- Born: Percy Addison Wood Jr. June 7, 1920 Oakland, California, U.S.
- Died: June 23, 2008 (aged 88) Palm City, Florida, U.S.
- Occupations: President and Chief Operating Officer of United Airlines
- Known for: Injured by a bomb sent by Ted Kaczynski in 1980
- Spouse: Mary Sherwood ​ ​(m. 1942; died 2007)​
- Children: 4

= Percy Wood =

American executive (1920–2008)

Percy Addison Wood Jr. (June 7, 1920 – June 23, 2008) was a United Airlines executive who was notably injured by a bomb sent from Ted Kaczynski.

== Biography ==
Wood was born in Oakland, California, on June 7, 1920, and resided in San Mateo, California, Greenwich, Connecticut, and Lake Forest, Illinois, prior to retiring to Florida. He was past President and Chief Operating Officer of United Airlines, where he worked for 41 years. Wood joined United in 1941, and was named president of the airline in 1978, taking over the post from Richard J. Ferris, who was named chairman of the board. Ferris also was president of UAL Inc., parent company of the airline.

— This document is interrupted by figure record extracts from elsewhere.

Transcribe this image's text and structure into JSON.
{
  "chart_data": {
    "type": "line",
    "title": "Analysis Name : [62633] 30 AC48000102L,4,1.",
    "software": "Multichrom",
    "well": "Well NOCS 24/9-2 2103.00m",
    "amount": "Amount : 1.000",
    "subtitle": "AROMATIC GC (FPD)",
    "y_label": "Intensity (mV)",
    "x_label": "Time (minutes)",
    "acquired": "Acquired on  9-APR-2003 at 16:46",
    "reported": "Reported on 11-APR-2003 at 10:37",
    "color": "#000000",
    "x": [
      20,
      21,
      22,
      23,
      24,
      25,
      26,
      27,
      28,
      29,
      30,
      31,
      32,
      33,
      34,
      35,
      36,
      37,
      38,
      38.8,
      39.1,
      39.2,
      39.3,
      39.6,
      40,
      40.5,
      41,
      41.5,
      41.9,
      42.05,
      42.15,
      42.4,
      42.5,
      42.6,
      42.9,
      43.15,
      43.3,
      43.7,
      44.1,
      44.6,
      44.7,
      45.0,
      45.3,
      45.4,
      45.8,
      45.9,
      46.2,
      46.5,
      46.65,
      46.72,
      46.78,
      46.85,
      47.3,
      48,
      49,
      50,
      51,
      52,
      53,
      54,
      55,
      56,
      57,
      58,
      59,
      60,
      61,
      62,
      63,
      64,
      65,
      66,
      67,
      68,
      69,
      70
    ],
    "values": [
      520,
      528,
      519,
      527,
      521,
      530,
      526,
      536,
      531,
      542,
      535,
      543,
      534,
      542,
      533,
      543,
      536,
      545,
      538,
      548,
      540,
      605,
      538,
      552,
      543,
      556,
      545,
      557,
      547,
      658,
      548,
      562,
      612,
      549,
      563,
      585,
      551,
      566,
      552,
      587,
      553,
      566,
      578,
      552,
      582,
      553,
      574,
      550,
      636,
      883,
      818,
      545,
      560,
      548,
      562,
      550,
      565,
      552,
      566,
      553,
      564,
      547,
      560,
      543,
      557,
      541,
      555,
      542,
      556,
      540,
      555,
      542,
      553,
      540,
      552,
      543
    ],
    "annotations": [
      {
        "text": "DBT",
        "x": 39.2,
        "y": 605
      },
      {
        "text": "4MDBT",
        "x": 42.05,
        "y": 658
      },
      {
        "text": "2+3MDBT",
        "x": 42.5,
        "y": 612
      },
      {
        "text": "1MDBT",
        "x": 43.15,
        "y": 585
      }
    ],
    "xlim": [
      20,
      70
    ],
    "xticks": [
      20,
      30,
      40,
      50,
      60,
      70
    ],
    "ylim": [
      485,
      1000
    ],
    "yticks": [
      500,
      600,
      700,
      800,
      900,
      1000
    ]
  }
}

On June 10, 1980 Wood was injured in the fourth explosion attributed to the Unabomber, and suffered burns and cuts over much of his body when he opened a package left in the mailbox of his Lake Forest, Illinois, home. Inside the package was a copy of the book Ice Brothers, which had a bomb rigged inside.

In the last years of his life he lived in Sandhill Cove in Palm City, Florida, and was a 22-year resident of Mariner Sands, Stuart, Florida. He died on June 23, 2008. He was preceded in death by his wife of 65 years, Mary Sherwood, with whom he had four sons.